Algorithms
Searching (Basics)
Difficulty: Beginner
If your phone's contact list is unsorted and you are looking for Sam, the only option is to read names top to bottom until you find a match or hit the end. That brute-force scan is linear search, and it is the right algorithm in a...
Searching (Basics)
If your phone's contact list is unsorted and you are looking for Sam, the only option is to read names top to bottom until you find a match or hit the end. That brute-force scan is linear search, and it is the right algorithm in a surprising number of situations: small arrays, unsorted data, linked lists, and any case where sorting first would cost more than the search itself.
Searching (Basics) covers linear search and its small family of variations. You will implement the standard O(n) scan in JavaScript and Python, learn the sentinel trick that removes a per-iteration boundary check, and adapt the same template to find the first occurrence, the last occurrence, or the first element matching a condition. The lesson also walks through linear search on linked lists, where you cannot skip ahead by index.

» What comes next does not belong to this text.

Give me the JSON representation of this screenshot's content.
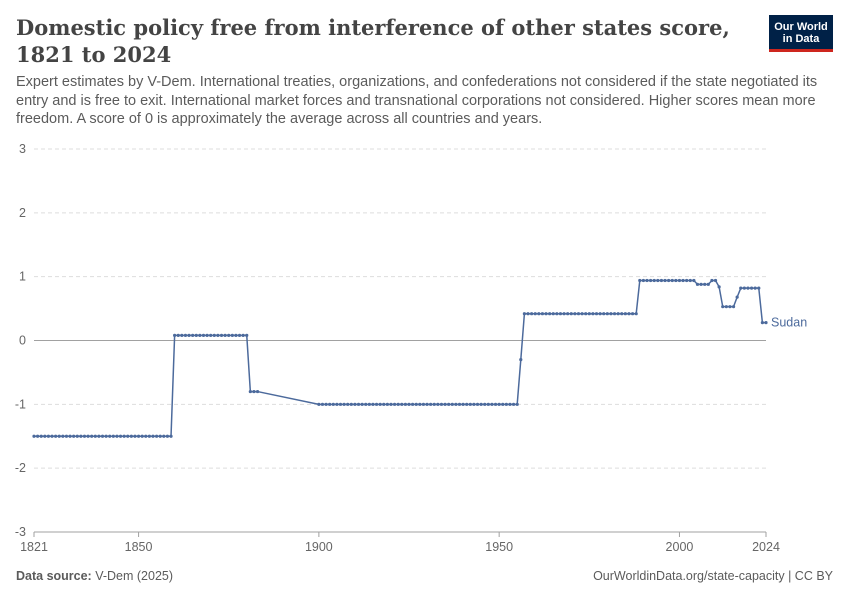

In Arrays & Strings, you saw why arrays support O(1) random access. Searching turns that primitive into a question: how many of those accesses do you need to find a value, and can you do better than reading every one?
That question motivates Binary Search (Intro) next, which exploits sorted order to bring the cost down to O(log n).
Prerequisites:
Arrays & StringsTopics:
What You'll Learn
By the end of this lesson, you will be able to:
Implement linear search in JavaScript and Python and explain why it is O(n).

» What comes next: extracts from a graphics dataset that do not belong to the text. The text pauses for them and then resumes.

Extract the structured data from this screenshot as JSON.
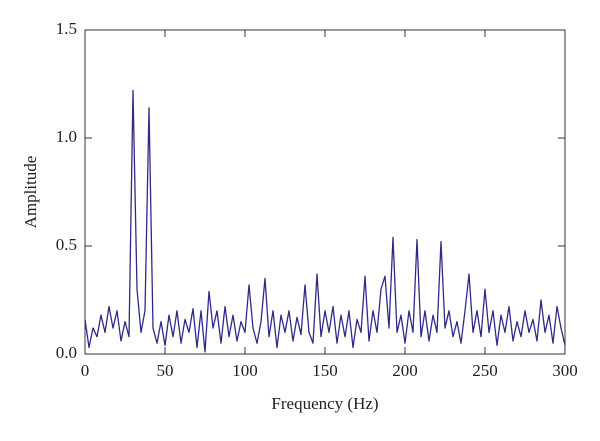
{
  "chart_data": {
    "type": "line",
    "xlabel": "Frequency (Hz)",
    "ylabel": "Amplitude",
    "x": [
      0,
      2.5,
      5,
      7.5,
      10,
      12.5,
      15,
      17.5,
      20,
      22.5,
      25,
      27.5,
      30,
      32.5,
      35,
      37.5,
      40,
      42.5,
      45,
      47.5,
      50,
      52.5,
      55,
      57.5,
      60,
      62.5,
      65,
      67.5,
      70,
      72.5,
      75,
      77.5,
      80,
      82.5,
      85,
      87.5,
      90,
      92.5,
      95,
      97.5,
      100,
      102.5,
      105,
      107.5,
      110,
      112.5,
      115,
      117.5,
      120,
      122.5,
      125,
      127.5,
      130,
      132.5,
      135,
      137.5,
      140,
      142.5,
      145,
      147.5,
      150,
      152.5,
      155,
      157.5,
      160,
      162.5,
      165,
      167.5,
      170,
      172.5,
      175,
      177.5,
      180,
      182.5,
      185,
      187.5,
      190,
      192.5,
      195,
      197.5,
      200,
      202.5,
      205,
      207.5,
      210,
      212.5,
      215,
      217.5,
      220,
      222.5,
      225,
      227.5,
      230,
      232.5,
      235,
      237.5,
      240,
      242.5,
      245,
      247.5,
      250,
      252.5,
      255,
      257.5,
      260,
      262.5,
      265,
      267.5,
      270,
      272.5,
      275,
      277.5,
      280,
      282.5,
      285,
      287.5,
      290,
      292.5,
      295,
      297.5,
      300
    ],
    "series": [
      {
        "color": "#2e2a8a",
        "values": [
          0.16,
          0.03,
          0.12,
          0.08,
          0.18,
          0.1,
          0.22,
          0.12,
          0.2,
          0.06,
          0.15,
          0.08,
          1.22,
          0.3,
          0.1,
          0.2,
          1.14,
          0.12,
          0.05,
          0.15,
          0.04,
          0.18,
          0.08,
          0.2,
          0.05,
          0.16,
          0.1,
          0.21,
          0.03,
          0.2,
          0.01,
          0.29,
          0.12,
          0.2,
          0.05,
          0.22,
          0.08,
          0.18,
          0.06,
          0.15,
          0.1,
          0.32,
          0.12,
          0.05,
          0.15,
          0.35,
          0.08,
          0.2,
          0.03,
          0.18,
          0.1,
          0.2,
          0.06,
          0.17,
          0.09,
          0.32,
          0.1,
          0.05,
          0.37,
          0.08,
          0.2,
          0.1,
          0.22,
          0.05,
          0.18,
          0.08,
          0.2,
          0.03,
          0.16,
          0.1,
          0.36,
          0.06,
          0.2,
          0.1,
          0.3,
          0.36,
          0.12,
          0.54,
          0.1,
          0.18,
          0.05,
          0.2,
          0.1,
          0.53,
          0.08,
          0.2,
          0.06,
          0.18,
          0.1,
          0.52,
          0.12,
          0.2,
          0.08,
          0.15,
          0.05,
          0.2,
          0.37,
          0.1,
          0.2,
          0.08,
          0.3,
          0.1,
          0.2,
          0.04,
          0.18,
          0.1,
          0.22,
          0.06,
          0.15,
          0.08,
          0.2,
          0.1,
          0.16,
          0.06,
          0.25,
          0.1,
          0.18,
          0.05,
          0.22,
          0.12,
          0.04
        ]
      }
    ],
    "xlim": [
      0,
      300
    ],
    "xticks": [
      0,
      50,
      100,
      150,
      200,
      250,
      300
    ],
    "ylim": [
      0,
      1.5
    ],
    "yticks": [
      {
        "value": 0,
        "label": "0.0"
      },
      0.5,
      {
        "value": 1,
        "label": "1.0"
      },
      1.5
    ]
  }
}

Apply sentinel linear search to eliminate a boundary check inside the loop.
Find the first and last occurrence of a target in an array.
Search with a predicate (find first element satisfying a condition).
Explain best-case, worst-case, and average-case scenarios for linear search.
Articulate why sorted data enables faster algorithms and motivate binary search.
Why This Matters
01
Searching is the most common operation in programming — nearly every application needs to look up, locate, or verify the existence of data in a collection.
02
Linear search is the simplest algorithm and works on any data (sorted or unsorted), making it the default fallback when no better option is available.
03
Understanding linear search's O(n) cost is what makes the O(log n) improvement of binary search feel dramatic and meaningful.
04
Variants like finding the first occurrence, last occurrence, or conditional search appear constantly in interviews and real-world code.
Key Terms
8 terms you'll encounter in this lesson
Linear search
A search algorithm that checks each element of a collection sequentially until the target is found or all elements have been examined. Also called sequential search.
Sentinel value
A special value appended to the end of an array to guarantee the search will always find a match, eliminating the need for a bounds check inside the loop.
First occurrence
The index of the first (leftmost) element in an array that matches the target value.
Last occurrence
The index of the last (rightmost) element in an array that matches the target value.
Predicate search
Searching for the first element that satisfies a given condition (a boolean function) rather than matching a specific value.
Sequential access
Reading data elements one after another in order, as opposed to random access which jumps directly to a position.
Best case / Worst case
The minimum and maximum number of operations an algorithm performs over all possible inputs of a given size.
Early termination
Stopping a loop as soon as the desired condition is met rather than continuing through remaining elements.
Related Problems
Coding problems that put this lesson's concepts into practice
Heads Up
Common misconceptions to watch out for
"Linear search is always bad because it is O(n)"
Linear search is O(n), but for small arrays (n < 50) it is often faster than binary search because there is no sorting requirement and the overhead of calculating midpoints is avoided. It is also the only option for unsorted data.
"If the array is sorted, linear search becomes O(log n)"
Sorting the data does not make linear search faster — it still checks elements one by one. You need a different algorithm (binary search) to take advantage of sorted order.
"Linear search always starts from index 0"
Linear search can start from any position and scan in any direction. Searching backward from the end finds the last occurrence directly.
"Sentinel search changes the time complexity"
Sentinel search is still O(n). It improves the constant factor by removing one comparison per iteration (the bounds check), but the growth rate remains linear.